Sometimes the banks advanced so close upon the river that they were obliged to scramble up and down their rugged promontories, or to skirt along their bases where there was scarce a foothold.
An examination of the wreckage showed that their greatest danger, now, lay in fire, for the flames were licking hungrily at the splintered wood of the wrecked cabin, and had already found a foothold upon the lower deck through a great jagged hole which the explosion had opened.
As the attackers came on they paused occasionally wherever a projection gave them sufficient foothold and launched arrows and spears at the defenders above them.
When in working with his hands at some lofty almost isolated place in the rigging, which chances to afford no foothold, the sailor at sea is hoisted up to that spot, and sustained there by the rope; under these circumstances, its fastened end on deck is always given in strict charge to some one man who has the special watch of it.
The celebrated East India Company was all-powerful from 1756, when the English first gained a foothold on the spot where now stands the city of Madras, down to the time of the great Sepoy insurrection.

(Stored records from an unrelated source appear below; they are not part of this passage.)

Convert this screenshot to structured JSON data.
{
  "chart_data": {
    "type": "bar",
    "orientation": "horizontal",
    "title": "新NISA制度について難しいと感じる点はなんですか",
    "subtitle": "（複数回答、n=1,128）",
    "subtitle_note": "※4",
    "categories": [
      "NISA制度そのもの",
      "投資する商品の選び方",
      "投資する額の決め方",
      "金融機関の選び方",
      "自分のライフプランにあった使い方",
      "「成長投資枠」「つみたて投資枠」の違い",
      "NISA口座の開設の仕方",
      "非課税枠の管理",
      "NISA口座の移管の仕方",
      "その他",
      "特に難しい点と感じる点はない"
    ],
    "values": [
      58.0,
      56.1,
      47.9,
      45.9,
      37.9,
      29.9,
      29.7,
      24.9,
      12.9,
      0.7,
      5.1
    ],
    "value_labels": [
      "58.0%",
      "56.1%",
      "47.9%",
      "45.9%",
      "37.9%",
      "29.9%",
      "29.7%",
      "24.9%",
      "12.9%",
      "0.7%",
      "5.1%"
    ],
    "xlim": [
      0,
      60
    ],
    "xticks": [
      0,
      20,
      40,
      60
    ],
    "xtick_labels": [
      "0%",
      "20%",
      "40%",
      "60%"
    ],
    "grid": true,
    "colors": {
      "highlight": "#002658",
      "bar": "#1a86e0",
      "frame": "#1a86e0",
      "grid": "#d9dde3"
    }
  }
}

As he swayed back to firm foothold, he turned his own gun on her and shot.
The surf-level sucked and sank away, and across and down Hall jumped to a narrow foothold where the wash had roared yards deep the moment before.
Granted," said the young man; "but, in my opinion, it is you considerate, humane men, that are responsible for all the brutality and outrage wrought by these wretches; because, if it were not for your sanction and influence, the whole system could not keep foothold for an hour.
There was a wall of granite on each side, high and precipitous, especially on our right, and so smooth that a few evergreens could hardly find foothold enough to grow there.